No one will be able to solve it, I said to Pliny the Elder.
It doesn't matter, he replied. In fact I hope they can't. That will teach those editors to tell me what to write. They'll see I can do perfectly well without pretending to be a detective.
That's fine, I said, but ..... it is solvable, isn't it?
Of course it is, said Pliny, particularly by someone like you.
Like me? I repeated.
A fellow writer, he said, generously.
Well, let me have a go, I said. I know that what was written on the back of the piece of paper was what I saw you writing earlier when I sneaked a look over your shoulder.
Yes, correct, said Pliny. And you know that then I had to rejig it a bit because of that ridiculous request.
Mmm. Am I right that both sides of the paper were written in your handwritng?
Yes.
Aha! So you wrote down a list of facts relating to your original story. and then you changed the story. That's why they don't make sense to Gaius!

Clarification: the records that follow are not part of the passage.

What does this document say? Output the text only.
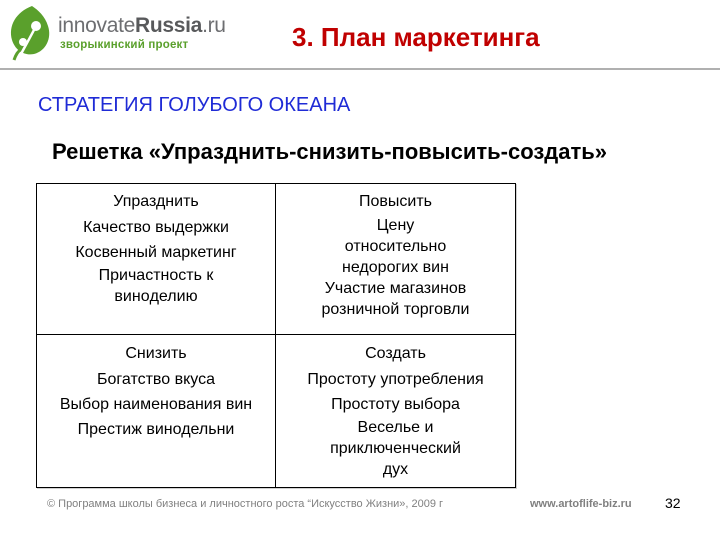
innovateRussia.ru
зворыкинский проект	3. План маркетинга
СТРАТЕГИЯ ГОЛУБОГО ОКЕАНА
Решетка «Упразднить-снизить-повысить-создать»
Упразднить
Качество выдержки
Косвенный маркетинг
Причастность к винoделию
Повысить
Цену относительно недорогих вин
Участие магазинов розничной торговли
Снизить
Богатство вкуса
Выбор наименования вин
Престиж винодельни
Создать
Простоту употребления
Простоту выбора
Веселье и приключенческий дух
© Программа школы бизнеса и личностного роста “Искусство Жизни», 2009 г	www.artoflife-biz.ru 32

Yes, that's it! said Pliny.
But why are they inside the book that Gaius is reading? I asked, still struggling to understand. And why is the story he reads not the same as the one he remembers by Kafka?
Think! said Pliny. Who is Gaius?
You, I said. Oh I get it. This is all just about the process of writing, is it? Only you reversed it. Or turned it inside out. And allowed yourself to escape from your frame. Or something like that.
Right. Something like that, said Pliny.